12. Hukuk Dairesi Esas No: 2016/6680 Karar No: 2016/24970 Karar Tarihi: 06.12.2016
Yargıtay 12. Hukuk Dairesi 2016/6680 Esas 2016/24970 Karar Sayılı İlamı
12. Hukuk Dairesi 2016/6680 E. , 2016/24970 K.
"İçtihat Metni"
MAHKEMESİ :İcra Hukuk Mahkemesi
Yukarıda tarih ve numarası yazılı mahkeme kararının müddeti içinde temyizen tetkiki borçlu tarafından istenmesi üzerine bu işle ilgili dosya mahallinden daireye gönderilmiş olup, dava dosyası için Tetkik Hakimi ... tarafından düzenlenen rapor dinlendikten ve dosya içerisindeki tüm belgeler okunup incelendikten sonra işin gereği görüşülüp düşünüldü : Sair temyiz itirazları yerinde değil ise de; 6100 sayılı HMK"nun 166. maddesine göre ayrı ayrı açılmış davaların aralarında bağlantı bulunmaları halinde birleştirilerek bakılabilmeleri mümkündür.
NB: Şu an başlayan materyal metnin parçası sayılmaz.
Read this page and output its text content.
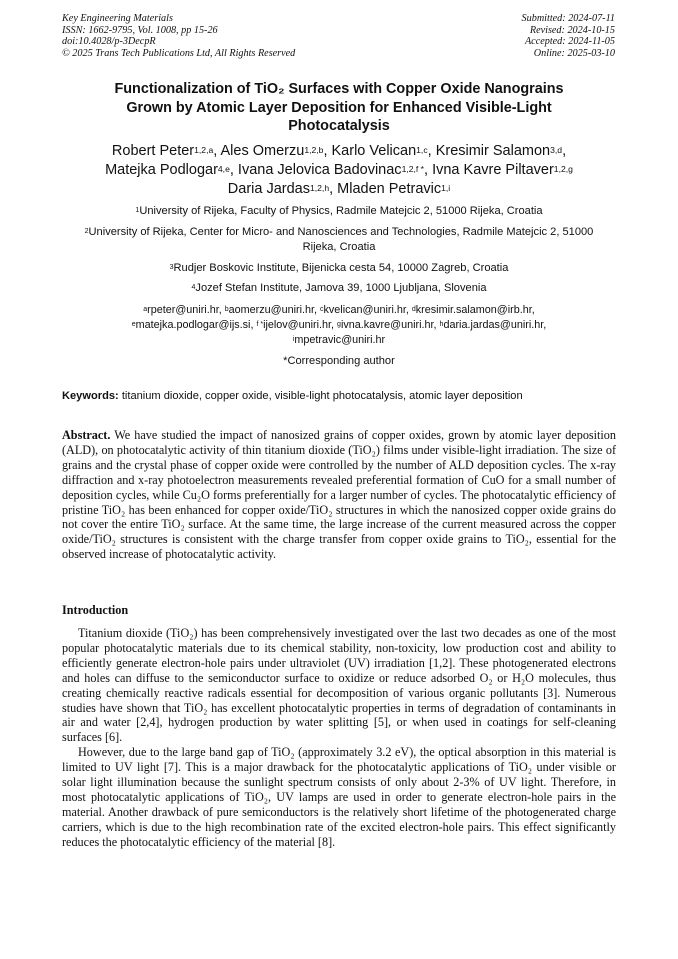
Key Engineering Materials
ISSN: 1662-9795, Vol. 1008, pp 15-26
doi:10.4028/p-3DecpR
© 2025 Trans Tech Publications Ltd, All Rights Reserved
Submitted: 2024-07-11
Revised: 2024-10-15
Accepted: 2024-11-05
Online: 2025-03-10
Functionalization of TiO₂ Surfaces with Copper Oxide Nanograins
Grown by Atomic Layer Deposition for Enhanced Visible-Light
Photocatalysis
Robert Peter$^{1,2,a}$, Ales Omerzu$^{1,2,b}$, Karlo Velican$^{1,c}$, Kresimir Salamon$^{3,d}$,
Matejka Podlogar$^{4,e}$, Ivana Jelovica Badovinac$^{1,2,f *}$, Ivna Kavre Piltaver$^{1,2,g}$
Daria Jardas$^{1,2,h}$, Mladen Petravic$^{1,i}$
$^1$University of Rijeka, Faculty of Physics, Radmile Matejcic 2, 51000 Rijeka, Croatia
$^2$University of Rijeka, Center for Micro- and Nanosciences and Technologies, Radmile Matejcic 2, 51000 Rijeka, Croatia
$^3$Rudjer Boskovic Institute, Bijenicka cesta 54, 10000 Zagreb, Croatia
$^4$Jozef Stefan Institute, Jamova 39, 1000 Ljubljana, Slovenia
$^a$rpeter@uniri.hr, $^b$aomerzu@uniri.hr, $^c$kvelican@uniri.hr, $^d$kresimir.salamon@irb.hr,
$^e$matejka.podlogar@ijs.si, $^{f *}$ijelov@uniri.hr, $^g$ivna.kavre@uniri.hr, $^h$daria.jardas@uniri.hr,
$^i$mpetravic@uniri.hr
*Corresponding author
Keywords: titanium dioxide, copper oxide, visible-light photocatalysis, atomic layer deposition
Abstract. We have studied the impact of nanosized grains of copper oxides, grown by atomic layer deposition (ALD), on photocatalytic activity of thin titanium dioxide (TiO₂) films under visible-light irradiation. The size of grains and the crystal phase of copper oxide were controlled by the number of ALD deposition cycles. The x-ray diffraction and x-ray photoelectron measurements revealed preferential formation of CuO for a small number of deposition cycles, while Cu₂O forms preferentially for a larger number of cycles. The photocatalytic efficiency of pristine TiO₂ has been enhanced for copper oxide/TiO₂ structures in which the nanosized copper oxide grains do not cover the entire TiO₂ surface. At the same time, the large increase of the current measured across the copper oxide/TiO₂ structures is consistent with the charge transfer from copper oxide grains to TiO₂, essential for the observed increase of photocatalytic activity.
Introduction

Titanium dioxide (TiO₂) has been comprehensively investigated over the last two decades as one of the most popular photocatalytic materials due to its chemical stability, non-toxicity, low production cost and ability to efficiently generate electron-hole pairs under ultraviolet (UV) irradiation [1,2]. These photogenerated electrons and holes can diffuse to the semiconductor surface to oxidize or reduce adsorbed O₂ or H₂O molecules, thus creating chemically reactive radicals essential for decomposition of various organic pollutants [3]. Numerous studies have shown that TiO₂ has excellent photocatalytic properties in terms of degradation of contaminants in air and water [2,4], hydrogen production by water splitting [5], or when used in coatings for self-cleaning surfaces [6].

However, due to the large band gap of TiO₂ (approximately 3.2 eV), the optical absorption in this material is limited to UV light [7]. This is a major drawback for the photocatalytic applications of TiO₂ under visible or solar light illumination because the sunlight spectrum consists of only about 2-3% of UV light. Therefore, in most photocatalytic applications of TiO₂, UV lamps are used in order to generate electron-hole pairs in the material. Another drawback of pure semiconductors is the relatively short lifetime of the photogenerated charge carriers, which is due to the high recombination rate of the excited electron-hole pairs. This effect significantly reduces the photocatalytic efficiency of the material [8].
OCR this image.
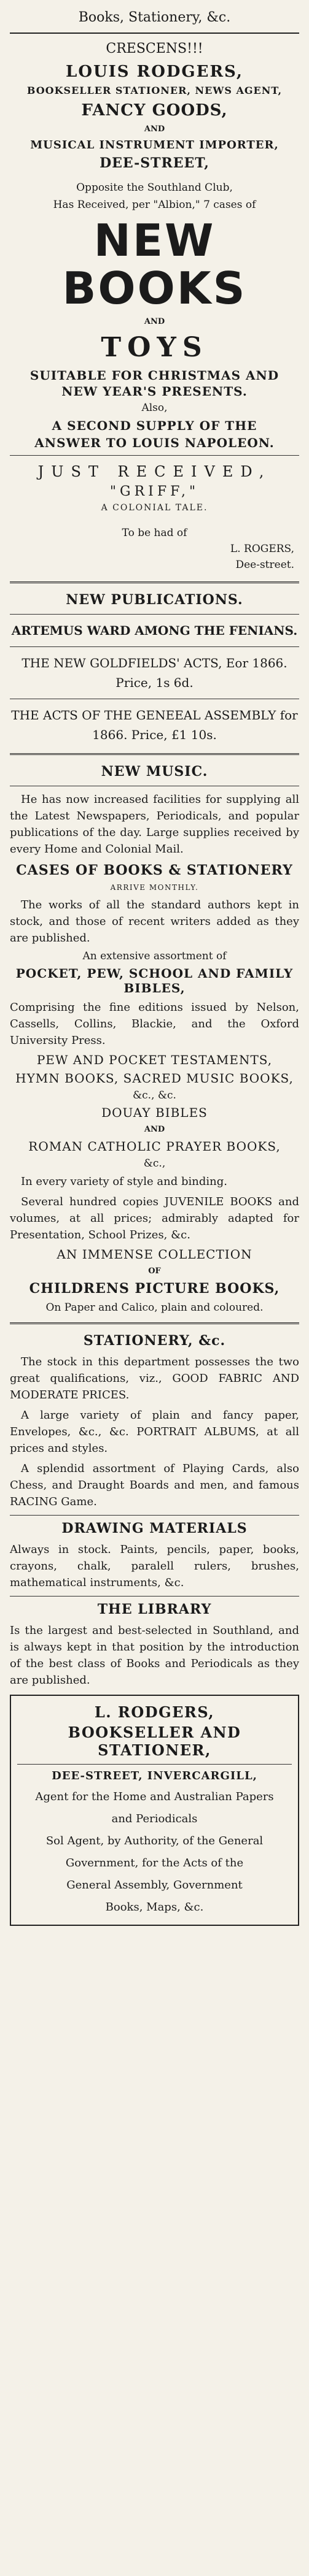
Books, Stationery, &c.
CRESCENS!!!
LOUIS RODGERS,
BOOKSELLER STATIONER, NEWS AGENT,
FANCY GOODS,
AND
MUSICAL INSTRUMENT IMPORTER,
DEE-STREET,
Opposite the Southland Club,
Has Received, per "Albion," 7 cases of
NEW BOOKS
AND
TOYS
SUITABLE FOR CHRISTMAS AND
NEW YEAR'S PRESENTS.
Also,
A SECOND SUPPLY OF THE
ANSWER TO LOUIS NAPOLEON.
JUST RECEIVED,
"GRIFF,"
A COLONIAL TALE.
To be had of
L. ROGERS,
Dee-street.
NEW PUBLICATIONS.
ARTEMUS WARD AMONG THE FENIANS.
THE NEW GOLDFIELDS' ACTS, Eor 1866. Price, 1s 6d.
THE ACTS OF THE GENEEAL ASSEMBLY for 1866. Price, £1 10s.
NEW MUSIC.
He has now increased facilities for supplying all the Latest Newspapers, Periodicals, and popular publications of the day. Large supplies received by every Home and Colonial Mail.
CASES OF BOOKS & STATIONERY
ARRIVE MONTHLY.
The works of all the standard authors kept in stock, and those of recent writers added as they are published.
An extensive assortment of
POCKET, PEW, SCHOOL AND FAMILY BIBLES,
Comprising the fine editions issued by Nelson, Cassells, Collins, Blackie, and the Oxford University Press.
PEW AND POCKET TESTAMENTS,
HYMN BOOKS, SACRED MUSIC BOOKS,
&c., &c.
DOUAY BIBLES
AND
ROMAN CATHOLIC PRAYER BOOKS,
&c.,
In every variety of style and binding.
Several hundred copies JUVENILE BOOKS and volumes, at all prices; admirably adapted for Presentation, School Prizes, &c.
AN IMMENSE COLLECTION
OF
CHILDRENS PICTURE BOOKS,
On Paper and Calico, plain and coloured.
STATIONERY, &c.
The stock in this department possesses the two great qualifications, viz., GOOD FABRIC AND MODERATE PRICES.
A large variety of plain and fancy paper, Envelopes, &c., &c. PORTRAIT ALBUMS, at all prices and styles.
A splendid assortment of Playing Cards, also Chess, and Draught Boards and men, and famous RACING Game.
DRAWING MATERIALS
Always in stock. Paints, pencils, paper, books, crayons, chalk, paralell rulers, brushes, mathematical instruments, &c.
THE LIBRARY
Is the largest and best-selected in Southland, and is always kept in that position by the introduction of the best class of Books and Periodicals as they are published.
L. RODGERS,
BOOKSELLER AND STATIONER,
DEE-STREET, INVERCARGILL,
Agent for the Home and Australian Papers
and Periodicals
Sol Agent, by Authority, of the General
Government, for the Acts of the
General Assembly, Government
Books, Maps, &c.
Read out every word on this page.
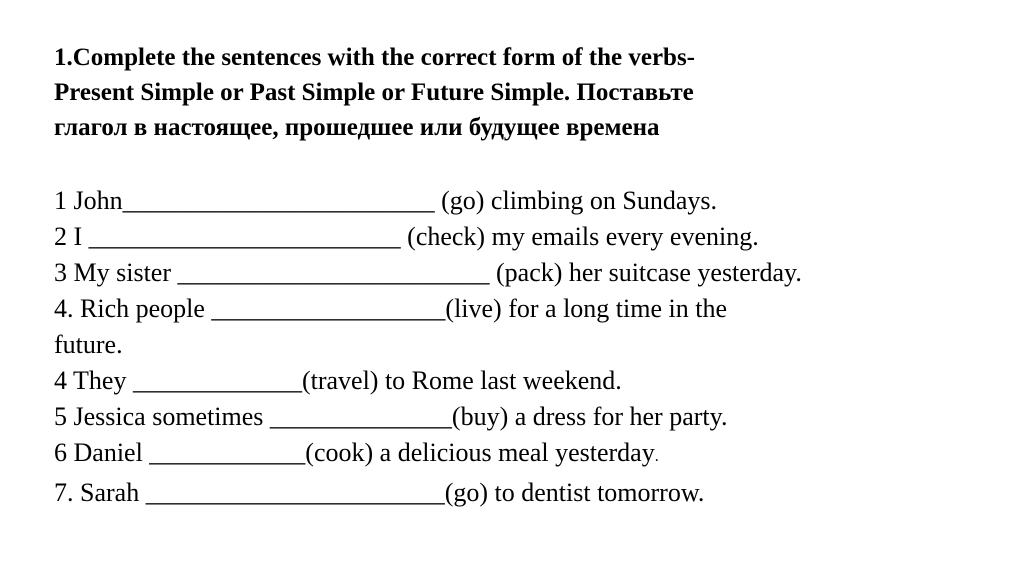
1.Complete the sentences with the correct form of the verbs-
Present Simple or Past Simple or Future Simple. Поставьте
глагол в настоящее, прошедшее или будущее времена
1 John________________________ (go) climbing on Sundays.
2 I ________________________ (check) my emails every evening.
3 My sister ________________________ (pack) her suitcase yesterday.
4. Rich people __________________(live) for a long time in the
future.
4 They _____________(travel) to Rome last weekend.
5 Jessica sometimes ______________(buy) a dress for her party.
6 Daniel ____________(cook) a delicious meal yesterday.
7. Sarah _______________________(go) to dentist tomorrow.
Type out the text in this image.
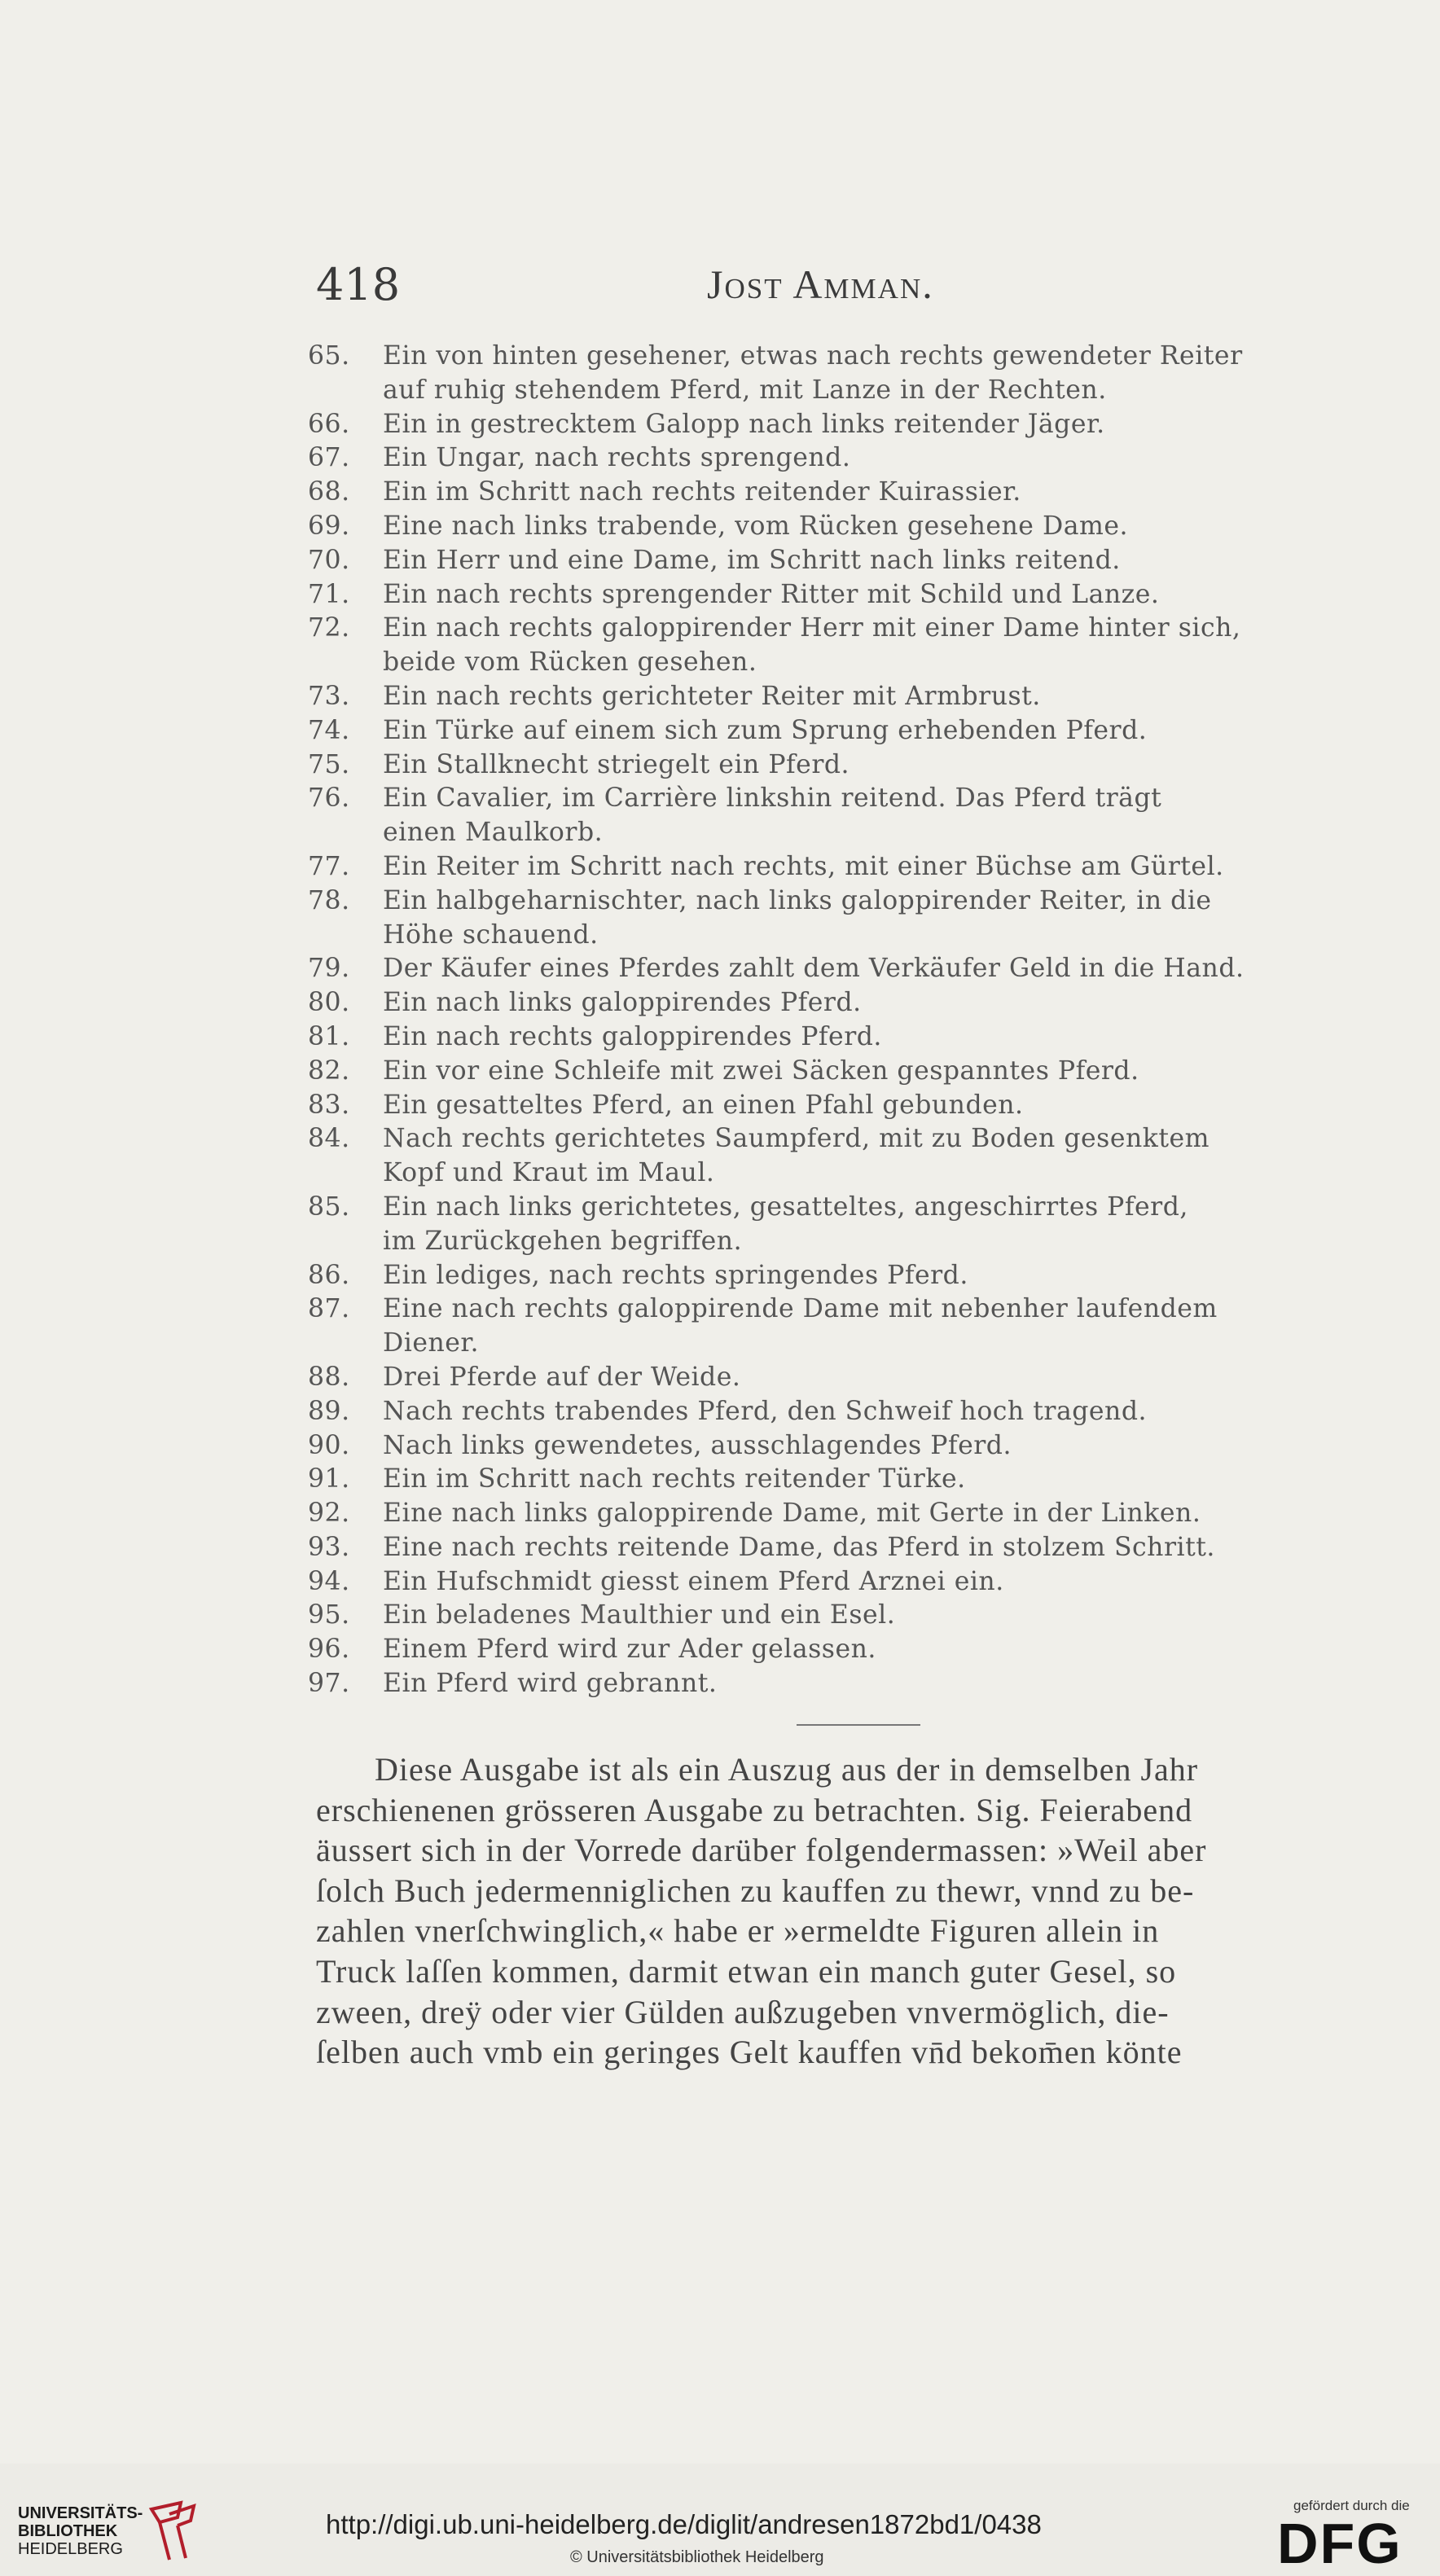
418	Jost Amman.
65.	Ein von hinten gesehener, etwas nach rechts gewendeter Reiter
auf ruhig stehendem Pferd, mit Lanze in der Rechten.
66.	Ein in gestrecktem Galopp nach links reitender Jäger.
67.	Ein Ungar, nach rechts sprengend.
68.	Ein im Schritt nach rechts reitender Kuirassier.
69.	Eine nach links trabende, vom Rücken gesehene Dame.
70.	Ein Herr und eine Dame, im Schritt nach links reitend.
71.	Ein nach rechts sprengender Ritter mit Schild und Lanze.
72.	Ein nach rechts galoppirender Herr mit einer Dame hinter sich,
beide vom Rücken gesehen.
73.	Ein nach rechts gerichteter Reiter mit Armbrust.
74.	Ein Türke auf einem sich zum Sprung erhebenden Pferd.
75.	Ein Stallknecht striegelt ein Pferd.
76.	Ein Cavalier, im Carrière linkshin reitend. Das Pferd trägt
einen Maulkorb.
77.	Ein Reiter im Schritt nach rechts, mit einer Büchse am Gürtel.
78.	Ein halbgeharnischter, nach links galoppirender Reiter, in die
Höhe schauend.
79.	Der Käufer eines Pferdes zahlt dem Verkäufer Geld in die Hand.
80.	Ein nach links galoppirendes Pferd.
81.	Ein nach rechts galoppirendes Pferd.
82.	Ein vor eine Schleife mit zwei Säcken gespanntes Pferd.
83.	Ein gesatteltes Pferd, an einen Pfahl gebunden.
84.	Nach rechts gerichtetes Saumpferd, mit zu Boden gesenktem
Kopf und Kraut im Maul.
85.	Ein nach links gerichtetes, gesatteltes, angeschirrtes Pferd,
im Zurückgehen begriffen.
86.	Ein lediges, nach rechts springendes Pferd.
87.	Eine nach rechts galoppirende Dame mit nebenher laufendem
Diener.
88.	Drei Pferde auf der Weide.
89.	Nach rechts trabendes Pferd, den Schweif hoch tragend.
90.	Nach links gewendetes, ausschlagendes Pferd.
91.	Ein im Schritt nach rechts reitender Türke.
92.	Eine nach links galoppirende Dame, mit Gerte in der Linken.
93.	Eine nach rechts reitende Dame, das Pferd in stolzem Schritt.
94.	Ein Hufschmidt giesst einem Pferd Arznei ein.
95.	Ein beladenes Maulthier und ein Esel.
96.	Einem Pferd wird zur Ader gelassen.
97.	Ein Pferd wird gebrannt.
Diese Ausgabe ist als ein Auszug aus der in demselben Jahr
erschienenen grösseren Ausgabe zu betrachten. Sig. Feierabend
äussert sich in der Vorrede darüber folgendermassen: »Weil aber
ſolch Buch jedermenniglichen zu kauffen zu thewr, vnnd zu be-
zahlen vnerſchwinglich,« habe er »ermeldte Figuren allein in
Truck laſſen kommen, darmit etwan ein manch guter Gesel, so
zween, dreÿ oder vier Gülden außzugeben vnvermöglich, die-
ſelben auch vmb ein geringes Gelt kauffen vn̄d bekom̄en könte
UNIVERSITÄTS-
BIBLIOTHEK
HEIDELBERG
http://digi.ub.uni-heidelberg.de/diglit/andresen1872bd1/0438
© Universitätsbibliothek Heidelberg
gefördert durch die
DFG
Ancak, birleştirme kararı, taraflar arasındaki uyuşmazlığı esastan çözümleyen bir karar değildir. Bu karar, sadece birleştirilen davaların yargılama safhalarının müşterek cereyan etmesi sonucunu doğurup, her dava, ayrı ayrı hükme bağlanmalıdır. Davaların birbirlerinin içerisinde erimesi, tek bir davaya dönüşmesi gibi bir durum söz konusu değildir. Başka bir anlatımla, birleştirmeye konu davalar bağımsız kimliklerini korurlar. Somut uyuşmazlıkta; şikayetçi borçlunun, birleşen dosyada (... 4.İcra Hukuk Mahkemesi"nin 2015/306 E), Kayseri 2. İcra Müdürlüğü"nün 2015/8815 E. sayılı takip dosyası yönünden de imza itirazında bulunduğu, mahkemece bu icra dosyasının dosya arasına alınmadığı, bu konuda olumlu-olumsuz bir karar verilmeden, asıl ve birleşen dosyalar hakkında ayrı ayrı hüküm kurulmaksızın yalnızca asıl dava yönünden inceleme yapılarak sonuca gidildiği görülmektedir. Her ne kadar mahkemece aldırılan bilirkişi raporunda her iki takip dosyasına konu senetler hakkında da inceleme yapıldığı anlaşılmış ise de birleşen dosya yönünden infazda tereddüte yol açacak şekilde ayrıca hüküm tesis edilmemesi doğru görülmemiştir. Mahkemece, yukarıda açıklanan ilkeler göz önünde bulundurularak HMK 297/2. maddesi uyarınca her bir talep hakkında ayrı ayrı hüküm tesisi gerekir iken yazılı şekilde sadece asıl dosya yönünden hüküm tesisi isabetsizdir. Ayrıca asıl dosya ve birleşen dosyaların karar başlığında ayrı ayrı gösterilerek hüküm kurulmaması da şekli ve usuli bir eksiklik olup bozmayı gerektirmiştir. SONUÇ : Borçlunun temyiz itirazlarının kısmen kabulü ile mahkeme kararının yukarıda yazılı nedenlerle İİK"nun 366. ve HUMK’nun 428. maddeleri uyarınca (BOZULMASINA), peşin alınan harcın istek halinde iadesine, ilamın tebliğinden itibaren 10 gün içinde karar düzeltme yolu açık olmak üzere, 06/12/2016 gününde oybirliğiyle karar verildi.